Karwa’s Karwa Chauth Story
Karwa was a woman who was madly in love with her spouse and had many spiritual powers as a result of this passionate love. Once, when her husband went to take a bath in the river, a crocodile attacked him. Having remembered Yama, the Lord of Death, brave Karwa now bound the crocodile with cotton yarn. She prayed to Lord Yamraj, asking him to grant her husband life and the crocodile death. But Yamraj said he couldn’t. Then, Karwa threatened to curse Lord Yama and destroy Yamdev in return. Yamraj was extremely petrified of being cursed by such a dedicated and loving wife; hence, he sent the crocodile to hell and bought her husband back to life.
Even today, married ladies pray to Karva Mata for their husbands’ health and happiness, according to the Karva Chauth Kahani that was narrated.

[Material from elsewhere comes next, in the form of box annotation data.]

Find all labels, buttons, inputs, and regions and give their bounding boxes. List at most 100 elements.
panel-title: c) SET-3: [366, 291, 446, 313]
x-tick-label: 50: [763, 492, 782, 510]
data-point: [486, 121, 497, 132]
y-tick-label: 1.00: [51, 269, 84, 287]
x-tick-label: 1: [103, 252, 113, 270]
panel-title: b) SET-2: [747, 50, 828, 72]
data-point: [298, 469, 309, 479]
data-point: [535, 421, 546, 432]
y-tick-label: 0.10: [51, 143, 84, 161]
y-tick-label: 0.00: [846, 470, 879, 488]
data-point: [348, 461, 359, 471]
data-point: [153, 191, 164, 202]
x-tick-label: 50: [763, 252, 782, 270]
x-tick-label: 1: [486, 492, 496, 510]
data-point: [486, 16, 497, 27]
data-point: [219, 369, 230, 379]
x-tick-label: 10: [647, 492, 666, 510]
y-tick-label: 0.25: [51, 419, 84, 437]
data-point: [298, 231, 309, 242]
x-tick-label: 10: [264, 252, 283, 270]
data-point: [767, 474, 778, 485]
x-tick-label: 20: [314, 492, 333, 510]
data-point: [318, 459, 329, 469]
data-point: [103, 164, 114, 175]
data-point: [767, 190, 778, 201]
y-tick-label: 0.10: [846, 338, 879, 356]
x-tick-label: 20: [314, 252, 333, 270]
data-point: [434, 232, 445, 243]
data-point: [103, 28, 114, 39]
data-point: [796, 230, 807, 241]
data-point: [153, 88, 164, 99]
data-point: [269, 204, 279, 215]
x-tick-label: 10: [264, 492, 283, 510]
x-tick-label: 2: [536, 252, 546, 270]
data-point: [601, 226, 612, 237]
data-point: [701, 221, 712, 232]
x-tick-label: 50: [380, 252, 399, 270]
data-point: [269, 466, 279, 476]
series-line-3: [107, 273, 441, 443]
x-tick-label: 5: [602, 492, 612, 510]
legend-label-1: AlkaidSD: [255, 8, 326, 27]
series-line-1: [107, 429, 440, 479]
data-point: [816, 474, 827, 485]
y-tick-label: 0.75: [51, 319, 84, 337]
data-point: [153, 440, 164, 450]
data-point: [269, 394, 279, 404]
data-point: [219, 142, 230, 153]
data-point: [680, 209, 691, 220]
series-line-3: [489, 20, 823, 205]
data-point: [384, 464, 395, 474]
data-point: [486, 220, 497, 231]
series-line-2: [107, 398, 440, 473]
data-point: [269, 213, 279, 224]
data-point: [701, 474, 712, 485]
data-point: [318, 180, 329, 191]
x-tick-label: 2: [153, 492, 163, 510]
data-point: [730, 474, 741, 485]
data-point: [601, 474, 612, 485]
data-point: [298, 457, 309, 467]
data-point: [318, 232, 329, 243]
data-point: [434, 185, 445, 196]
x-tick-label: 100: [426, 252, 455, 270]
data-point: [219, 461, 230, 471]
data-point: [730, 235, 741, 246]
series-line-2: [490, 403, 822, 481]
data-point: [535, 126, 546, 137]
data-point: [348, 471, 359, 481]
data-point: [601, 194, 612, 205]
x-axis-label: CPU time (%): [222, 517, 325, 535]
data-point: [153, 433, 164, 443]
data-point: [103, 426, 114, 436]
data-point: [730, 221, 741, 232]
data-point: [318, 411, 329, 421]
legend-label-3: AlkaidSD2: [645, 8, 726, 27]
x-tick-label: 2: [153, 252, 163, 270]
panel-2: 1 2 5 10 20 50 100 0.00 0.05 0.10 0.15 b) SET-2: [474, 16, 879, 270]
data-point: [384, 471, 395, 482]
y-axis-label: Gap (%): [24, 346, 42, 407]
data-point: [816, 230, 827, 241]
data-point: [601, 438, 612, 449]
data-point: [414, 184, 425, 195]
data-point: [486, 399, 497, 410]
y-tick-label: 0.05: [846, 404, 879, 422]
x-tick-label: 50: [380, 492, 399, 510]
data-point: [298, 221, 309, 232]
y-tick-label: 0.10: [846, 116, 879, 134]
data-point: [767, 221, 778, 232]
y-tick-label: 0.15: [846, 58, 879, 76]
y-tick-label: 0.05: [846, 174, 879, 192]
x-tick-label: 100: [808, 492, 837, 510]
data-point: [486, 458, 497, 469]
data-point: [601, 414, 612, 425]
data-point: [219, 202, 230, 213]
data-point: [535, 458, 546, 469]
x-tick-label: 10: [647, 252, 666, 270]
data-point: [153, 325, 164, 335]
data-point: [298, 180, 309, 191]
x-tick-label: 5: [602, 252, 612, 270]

Satyavan and Savitri’s Karwa Chauth Story
According to legend, Savitri pleaded for Satyavan’s life in front of Yama, the god of death, when he arrived to take his life. Yama insisted on taking away Savitri’s husband, despite the fact that she had quit eating and drinking and had followed Yama. Yama now told Savitri that she might request any other miracle, except the death of her husband. Due to her intelligence, Savitri asked Yama if he could bless her with bearing a child, which was something she desired. However, she would also not tolerate any form of betrayal because she was a dedicated and loyal wife. As a result, Yama had to give Satyavan life again so that Savitri might become pregnant.

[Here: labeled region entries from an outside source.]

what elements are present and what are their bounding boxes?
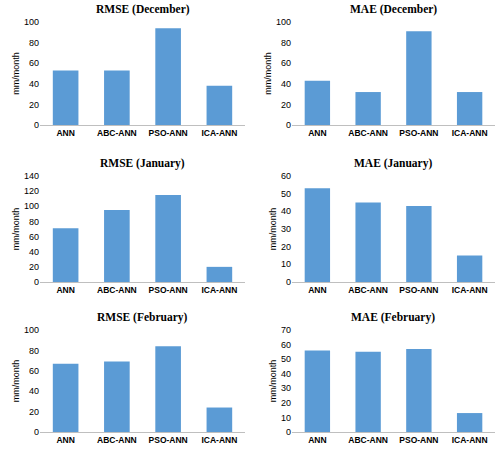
svg-text:40: 40 xyxy=(29,247,39,257)
svg-text:ANN: ANN xyxy=(308,285,326,295)
svg-text:mm/month: mm/month xyxy=(11,52,21,95)
svg-text:40: 40 xyxy=(29,386,39,396)
svg-text:100: 100 xyxy=(24,201,39,211)
svg-text:PSO-ANN: PSO-ANN xyxy=(149,285,188,295)
svg-text:ANN: ANN xyxy=(56,285,74,295)
svg-text:0: 0 xyxy=(34,427,39,437)
svg-text:PSO-ANN: PSO-ANN xyxy=(399,285,438,295)
svg-text:30: 30 xyxy=(281,383,291,393)
svg-text:40: 40 xyxy=(281,369,291,379)
svg-text:ICA-ANN: ICA-ANN xyxy=(452,285,488,295)
svg-text:60: 60 xyxy=(29,232,39,242)
svg-text:60: 60 xyxy=(29,366,39,376)
svg-text:20: 20 xyxy=(281,242,291,252)
svg-text:0: 0 xyxy=(34,120,39,130)
svg-text:0: 0 xyxy=(286,427,291,437)
svg-text:60: 60 xyxy=(29,58,39,68)
svg-text:RMSE (December): RMSE (December) xyxy=(96,3,190,16)
svg-text:ABC-ANN: ABC-ANN xyxy=(348,128,388,138)
svg-text:MAE (December): MAE (December) xyxy=(350,3,437,16)
svg-text:mm/month: mm/month xyxy=(11,208,21,251)
svg-text:MAE (January): MAE (January) xyxy=(354,157,432,170)
svg-text:80: 80 xyxy=(281,38,291,48)
svg-text:0: 0 xyxy=(286,120,291,130)
svg-text:0: 0 xyxy=(286,277,291,287)
svg-text:10: 10 xyxy=(281,259,291,269)
svg-text:40: 40 xyxy=(281,79,291,89)
svg-text:ANN: ANN xyxy=(308,128,326,138)
svg-text:80: 80 xyxy=(29,217,39,227)
svg-text:PSO-ANN: PSO-ANN xyxy=(149,435,188,445)
svg-text:ANN: ANN xyxy=(56,435,74,445)
svg-text:MAE (February): MAE (February) xyxy=(351,311,435,324)
svg-text:20: 20 xyxy=(29,262,39,272)
svg-text:20: 20 xyxy=(281,398,291,408)
svg-text:100: 100 xyxy=(276,17,291,27)
svg-text:PSO-ANN: PSO-ANN xyxy=(149,128,188,138)
svg-text:ICA-ANN: ICA-ANN xyxy=(201,285,237,295)
svg-text:60: 60 xyxy=(281,171,291,181)
svg-text:ANN: ANN xyxy=(308,435,326,445)
svg-text:70: 70 xyxy=(281,325,291,335)
svg-text:ICA-ANN: ICA-ANN xyxy=(452,128,488,138)
svg-text:40: 40 xyxy=(29,79,39,89)
svg-text:20: 20 xyxy=(29,100,39,110)
svg-text:20: 20 xyxy=(29,407,39,417)
svg-text:ICA-ANN: ICA-ANN xyxy=(201,128,237,138)
svg-text:80: 80 xyxy=(29,38,39,48)
svg-text:30: 30 xyxy=(281,224,291,234)
svg-text:60: 60 xyxy=(281,58,291,68)
svg-text:mm/month: mm/month xyxy=(268,360,278,403)
svg-text:ABC-ANN: ABC-ANN xyxy=(348,285,388,295)
svg-text:80: 80 xyxy=(29,346,39,356)
svg-text:50: 50 xyxy=(281,354,291,364)
svg-text:ANN: ANN xyxy=(56,128,74,138)
svg-text:100: 100 xyxy=(24,17,39,27)
svg-text:100: 100 xyxy=(24,325,39,335)
svg-text:mm/month: mm/month xyxy=(263,52,273,95)
svg-text:ABC-ANN: ABC-ANN xyxy=(348,435,388,445)
svg-text:20: 20 xyxy=(281,100,291,110)
svg-text:10: 10 xyxy=(281,413,291,423)
svg-text:50: 50 xyxy=(281,189,291,199)
svg-text:PSO-ANN: PSO-ANN xyxy=(399,128,438,138)
svg-text:60: 60 xyxy=(281,340,291,350)
svg-text:mm/month: mm/month xyxy=(268,208,278,251)
svg-text:PSO-ANN: PSO-ANN xyxy=(399,435,438,445)
svg-text:ICA-ANN: ICA-ANN xyxy=(201,435,237,445)
svg-text:ABC-ANN: ABC-ANN xyxy=(97,435,137,445)
svg-text:120: 120 xyxy=(24,186,39,196)
svg-text:ABC-ANN: ABC-ANN xyxy=(97,285,137,295)
svg-text:140: 140 xyxy=(24,171,39,181)
svg-text:RMSE (January): RMSE (January) xyxy=(100,157,185,170)
svg-text:RMSE (February): RMSE (February) xyxy=(97,311,188,324)
svg-text:mm/month: mm/month xyxy=(11,360,21,403)
svg-text:ICA-ANN: ICA-ANN xyxy=(452,435,488,445)
svg-text:40: 40 xyxy=(281,206,291,216)
svg-text:ABC-ANN: ABC-ANN xyxy=(97,128,137,138)
svg-text:0: 0 xyxy=(34,277,39,287)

Women and girls who are fasting on Karva Chauth day, make sure to hear Savitri’s Karva Chauth Katha. Additionally, hearing all the Karva Chauth tales highlights the significance of this fast and how old this festival is.
Why is Karwa Chauth Celebrated?
Given the aforementioned Karva Chauth stories, you might now be well aware of the significance that this event has in Hindu culture. This festival is more prominent in the northern and north-western parts of our country. The Indian Army soldiers and military officials made up a sizable portion of the male population in these areas; hence, the ladies in these areas began fasting for the safety of these real heroes. The women used to pray for the long lives of their husbands as they protected the nation from enemies.
In ancient times, women used to get married at the age of 10 to 13 in India. In such a marriage, they would not be able to enjoy their childhood or early adolescence. Additionally, communication was a major barrier back then. They, therefore, found it difficult to visit their parent’s houses, which was equally bad. Therefore, a woman had to take total responsibility for a new household from a young age. She was sent in charge of all the daily chores, including cooking and cleaning. But she was living in an unknown house alone, far from her loved ones, and she had no friends either. In times of loneliness or homesickness, where would she go?
Therefore, to address this issue, the women began to celebrate Karwa Chauth in a magnificent manner, where married women from the entire village as well as some of the neighbouring villages would gather in one location and spend the day in joy and laughter. They became friends and referred to one another as “God sisters” or “God friends.”
One could argue that the origin of this festival was a way for them to have fun and forget about being alone at their in-laws’ house. On this day, they celebrated their union and gave gifts to one another, such as sindoor, lipstick, and bracelets, to serve as a constant reminder that someone out there is always a friend.
Recently, husbands have begun to fast for their spouses as well. This act has added an extra specialness to the festival, as it represents compassion, love, and understanding on both sides.